The analysis of 16 patients who underwent a small-bowel transplantation[18] shows anyway a lower death rate compared to those who did not (23% versus 37%) after an average 3.5 years observation period (but variable between 3 mo and 14 y). In all of the cases, apart from the first 2, the colon had been transplanted too.

Diet

In most patients with early-onset MVID, no intake by mouth is possible. In the late-onset variant, minimal oral intake may be possible.

Except for rare, documented exceptions, no improvement of the condition is observed. Food intolerance remains complete in the overwhelming majority of patients described.

Long-term nutritional support is accomplished with TPN.

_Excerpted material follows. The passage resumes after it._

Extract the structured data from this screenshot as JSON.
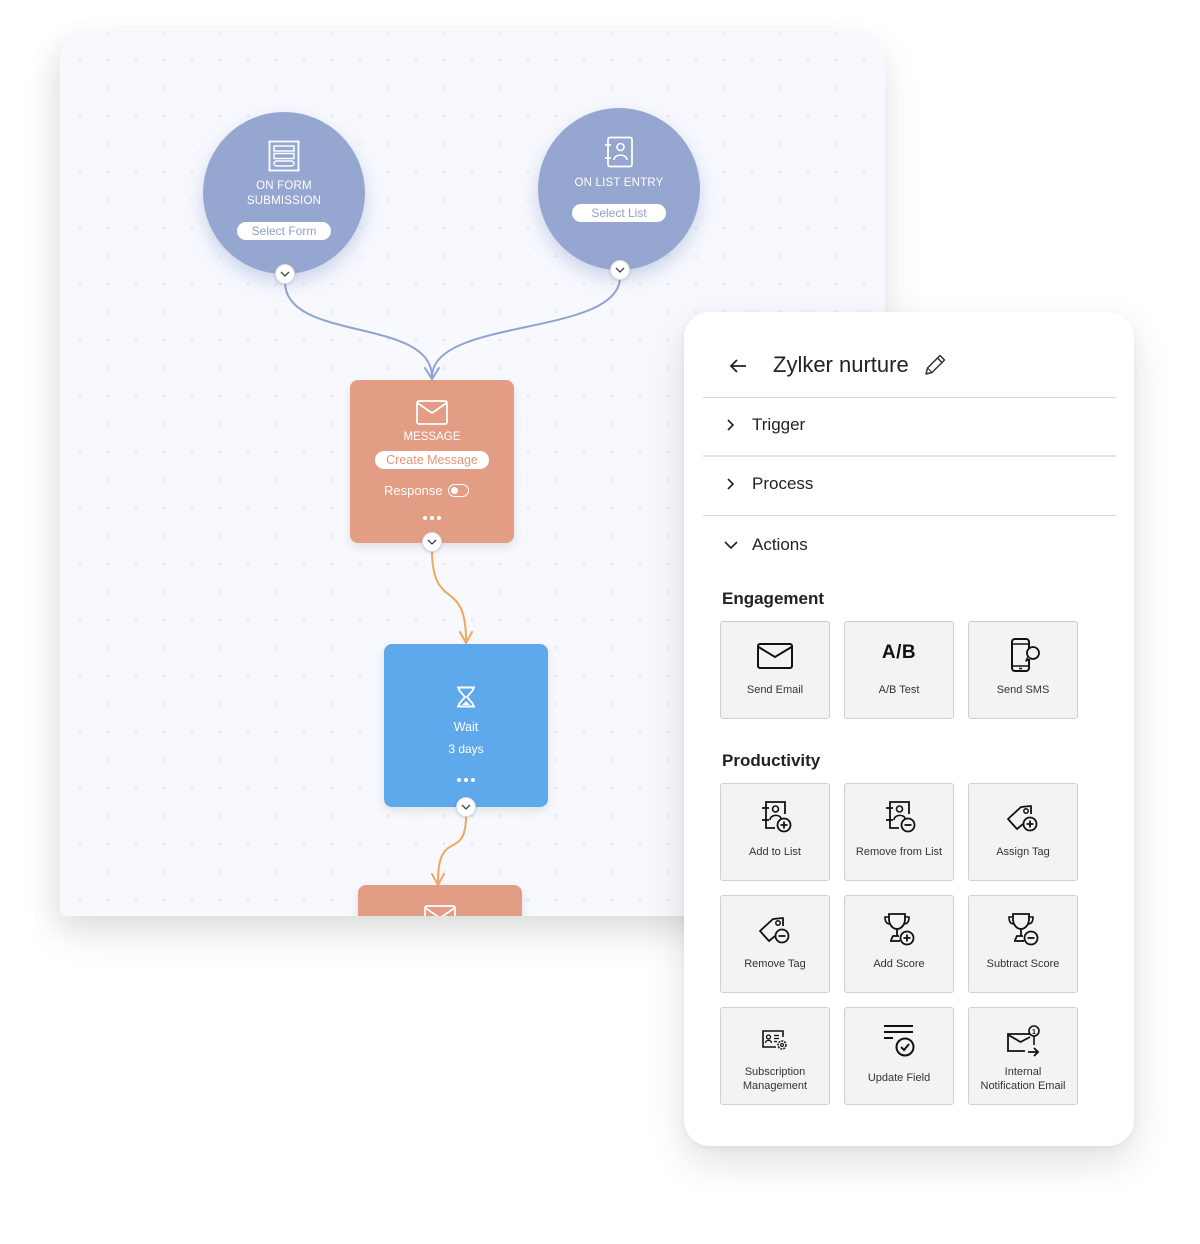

For patients in whom transplantation is successful, a gradual return to a normal diet is considered possible.

 

Medication

Medication Summary

Several drugs, including epidermal growth factor, octreotide, glutamine, and chlorpromazine, have been tried to counteract the massive secretory diarrhea in patients with microvillus atrophy. However, none have been proven effective.

 

Follow-up

Complications

Acute episodes of dehydration and metabolic decompensation are common complications. Neurological and psychological symptoms (eg, developmental delay) may be related to the hypovolemia-related temporary ischemia.[19] Impaired renal function and nephrocalcinosis may also occur. Infectious complications of the central line that result in sepsis are the most frequent causes of death, followed by liver failure.[12]

Multiple hepatic adenomas have recently been described in a child with microvillus inclusion disease.[13]

Prognosis

The prognosis is poor. If patients are untreated, the disease is rapidly fatal because of dehydration and malnutrition.

If patients are treated with total parenteral nutrition (TPN), their prognosis entirely depends on the complications of this approach. These complications include cholestasis with subsequent liver damage leading to cirrhosis, catheter-related sepsis due to infection with bacterial or fungal agents, and progressive lack of vascular access.

The limited experience accumulated in a few centers worldwide reflects an overall survival rate of approximately 50% at 5 years after small-bowel transplantation; this is a much better outcome than is seen with other indications for intestinal transplantation.[9]

Children with late-onset congenital microvillous atrophy usually have less severe diarrhea; with age they can reduce the requirements of TPN to 1-2 per week.